I agree that the annotations discussion is a valuable one - and that part of the rewards of working on the annotations problem will be the eventual prize that the long slog of updating annotations could be supported by computer vision aided suggestions.
This could also be a good task for new users/non-experts. I bet there are a lot of people who would like to help improve the data but don’t have the expertise to do species ID. If you encouraged people to help with this (maybe on a project page) and included a link to some basic instructions, I would think even users with little or no experience could correctly fill in this data.

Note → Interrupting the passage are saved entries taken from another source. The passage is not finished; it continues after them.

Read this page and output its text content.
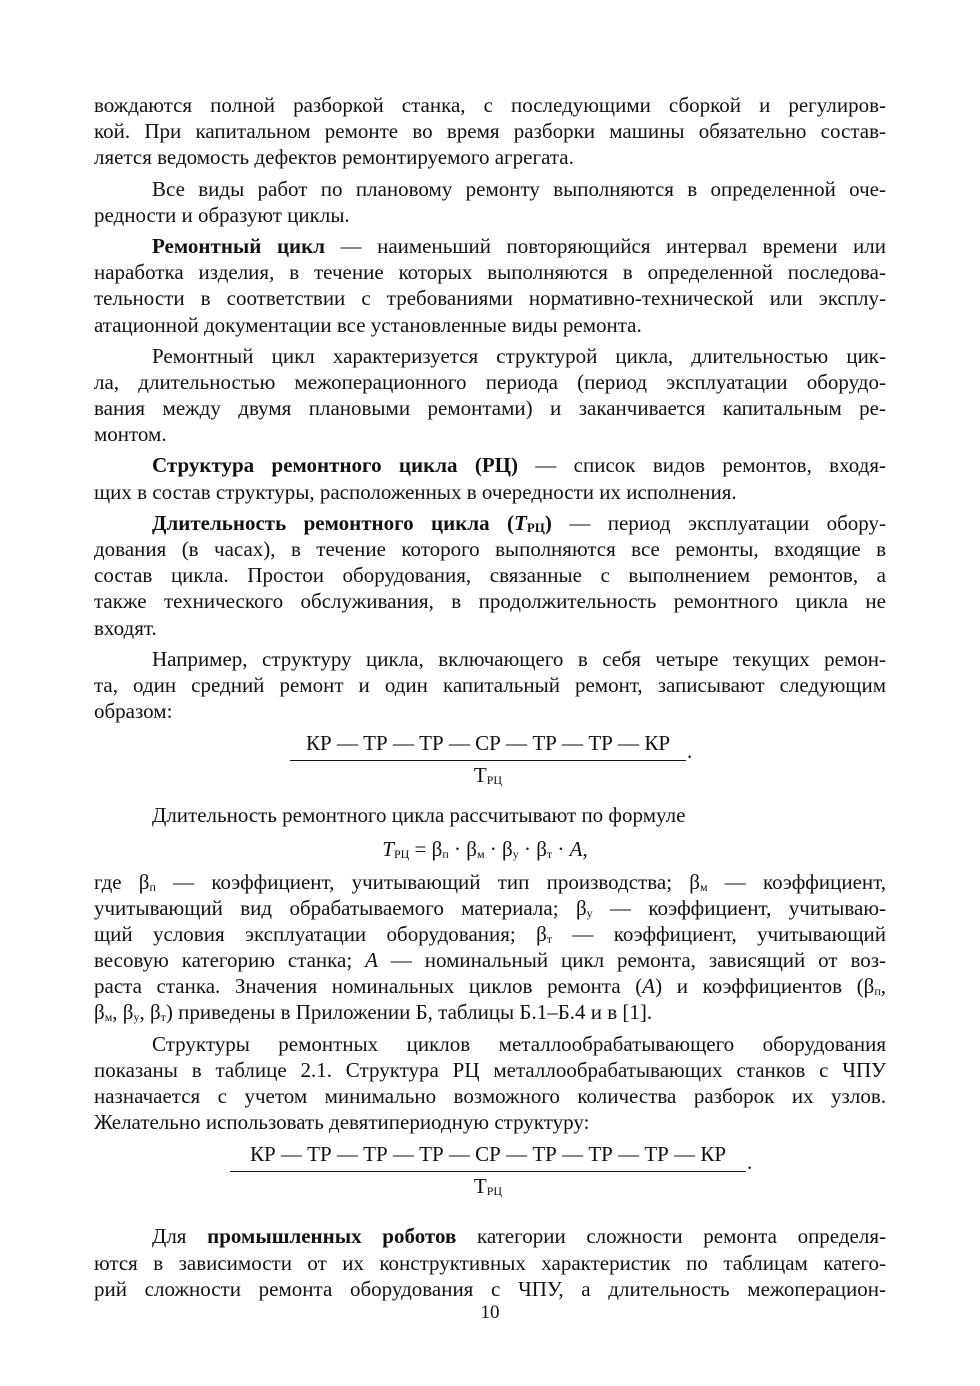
вождаются полной разборкой станка, с последующими сборкой и регулиров-
кой. При капитальном ремонте во время разборки машины обязательно состав-
ляется ведомость дефектов ремонтируемого агрегата.
Все виды работ по плановому ремонту выполняются в определенной оче-
редности и образуют циклы.
Ремонтный цикл — наименьший повторяющийся интервал времени или
наработка изделия, в течение которых выполняются в определенной последова-
тельности в соответствии с требованиями нормативно-технической или эксплу-
атационной документации все установленные виды ремонта.
Ремонтный цикл характеризуется структурой цикла, длительностью цик-
ла, длительностью межоперационного периода (период эксплуатации оборудо-
вания между двумя плановыми ремонтами) и заканчивается капитальным ре-
монтом.
Структура ремонтного цикла (РЦ) — список видов ремонтов, входя-
щих в состав структуры, расположенных в очередности их исполнения.
Длительность ремонтного цикла (TРЦ) — период эксплуатации обору-
дования (в часах), в течение которого выполняются все ремонты, входящие в
состав цикла. Простои оборудования, связанные с выполнением ремонтов, а
также технического обслуживания, в продолжительность ремонтного цикла не
входят.
Например, структуру цикла, включающего в себя четыре текущих ремон-
та, один средний ремонт и один капитальный ремонт, записывают следующим
образом:
КР — ТР — ТР — СР — ТР — ТР — КР
$Т_{РЦ}$
.
Длительность ремонтного цикла рассчитывают по формуле
$T_{РЦ} = \beta_п \cdot \beta_м \cdot \beta_у \cdot \beta_т \cdot A$,
где $\beta_п$ — коэффициент, учитывающий тип производства; $\beta_м$ — коэффициент,
учитывающий вид обрабатываемого материала; $\beta_у$ — коэффициент, учитываю-
щий условия эксплуатации оборудования; $\beta_т$ — коэффициент, учитывающий
весовую категорию станка; A — номинальный цикл ремонта, зависящий от воз-
раста станка. Значения номинальных циклов ремонта (A) и коэффициентов ($\beta_п$,
$\beta_м$, $\beta_у$, $\beta_т$) приведены в Приложении Б, таблицы Б.1–Б.4 и в [1].
Структуры ремонтных циклов металлообрабатывающего оборудования
показаны в таблице 2.1. Структура РЦ металлообрабатывающих станков с ЧПУ
назначается с учетом минимально возможного количества разборок их узлов.
Желательно использовать девятипериодную структуру:
КР — ТР — ТР — ТР — СР — ТР — ТР — ТР — КР
$Т_{РЦ}$
.
Для промышленных роботов категории сложности ремонта определя-
ются в зависимости от их конструктивных характеристик по таблицам катего-
рий сложности ремонта оборудования с ЧПУ, а длительность межоперацион-
10
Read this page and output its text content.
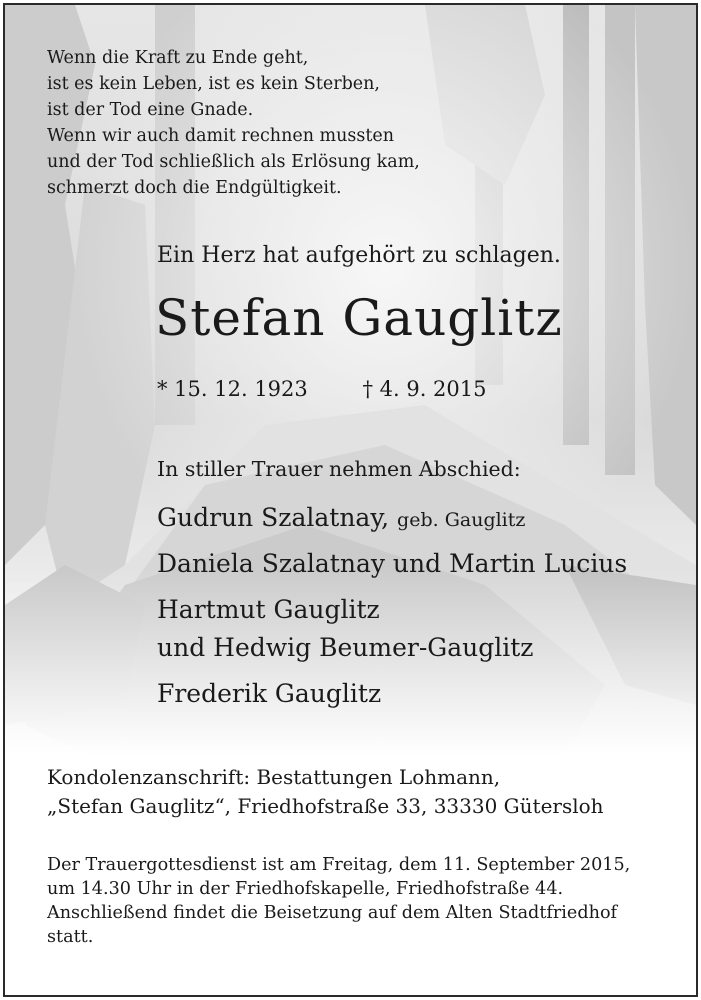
Wenn die Kraft zu Ende geht,
ist es kein Leben, ist es kein Sterben,
ist der Tod eine Gnade.
Wenn wir auch damit rechnen mussten
und der Tod schließlich als Erlösung kam,
schmerzt doch die Endgültigkeit.
Ein Herz hat aufgehört zu schlagen.
Stefan Gauglitz
* 15. 12. 1923	† 4. 9. 2015
In stiller Trauer nehmen Abschied:
Gudrun Szalatnay, geb. Gauglitz
Daniela Szalatnay und Martin Lucius
Hartmut Gauglitz
und Hedwig Beumer-Gauglitz
Frederik Gauglitz
Kondolenzanschrift: Bestattungen Lohmann,
„Stefan Gauglitz“, Friedhofstraße 33, 33330 Gütersloh
Der Trauergottesdienst ist am Freitag, dem 11. September 2015,
um 14.30 Uhr in der Friedhofskapelle, Friedhofstraße 44.
Anschließend findet die Beisetzung auf dem Alten Stadtfriedhof
statt.
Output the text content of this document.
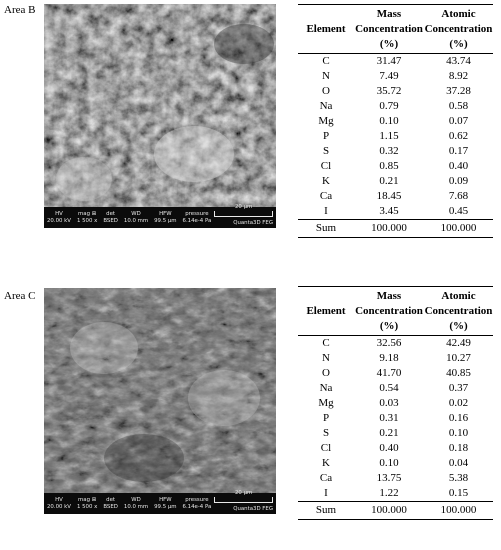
Area B
HV
20.00 kV
mag ⊞
1 500 x
det
BSED
WD
10.0 mm
HFW
99.5 µm
pressure
6.14e-4 Pa
20 µm
Quanta3D FEG
Element	Mass Concentration (%)	Atomic Concentration (%)
C	31.47	43.74
N	7.49	8.92
O	35.72	37.28
Na	0.79	0.58
Mg	0.10	0.07
P	1.15	0.62
S	0.32	0.17
Cl	0.85	0.40
K	0.21	0.09
Ca	18.45	7.68
I	3.45	0.45
Sum	100.000	100.000
Area C
HV
20.00 kV
mag ⊞
1 500 x
det
BSED
WD
10.0 mm
HFW
99.5 µm
pressure
6.14e-4 Pa
20 µm
Quanta3D FEG
Element	Mass Concentration (%)	Atomic Concentration (%)
C	32.56	42.49
N	9.18	10.27
O	41.70	40.85
Na	0.54	0.37
Mg	0.03	0.02
P	0.31	0.16
S	0.21	0.10
Cl	0.40	0.18
K	0.10	0.04
Ca	13.75	5.38
I	1.22	0.15
Sum	100.000	100.000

Yes, see this related tutorial about how to add annotations:
It’s listed as one of the ways to help out on iNat too. :)
Insect life stages seems pretty straightforward and computer vision would have much higher confidence between them than distinguishing species. Run it automatically and allow users to upvote or downvote the computer vision suggestions.
Observations that show an egg, larva, then adult, or male, then female, in separate photos fail the criteria of what an observation is anyway, but only running it on observations with a single photo would be one step to take in limiting the generation of additional issues.
To me this is still illogical or poorly thought out. When I go to the provincial park where I will be tomorrow, I will likely see 200+ Yellow Warblers. I’m not recording 200+ observations, or even one for every separate individuaI I photograph.
Of course if I record 1 record and enter a count observation of 200, I’m breaking a different ‘rule’ because not all 200 were seen at that exact to the 6 decimal points coordinates.
Further discussion about what an observation is (or should be) can be hosted here:
A post was split to a new topic: Find observations without annotations?
This has gone quiet and before it closes I would really appreciate hearing from @alez and/or @loarie
We could certainly train a computer vision model to predict annotations like life stage rather than species. But remember to train the model, we’ll still need lots of training data so the more life stage annotations you can add the better the model will be.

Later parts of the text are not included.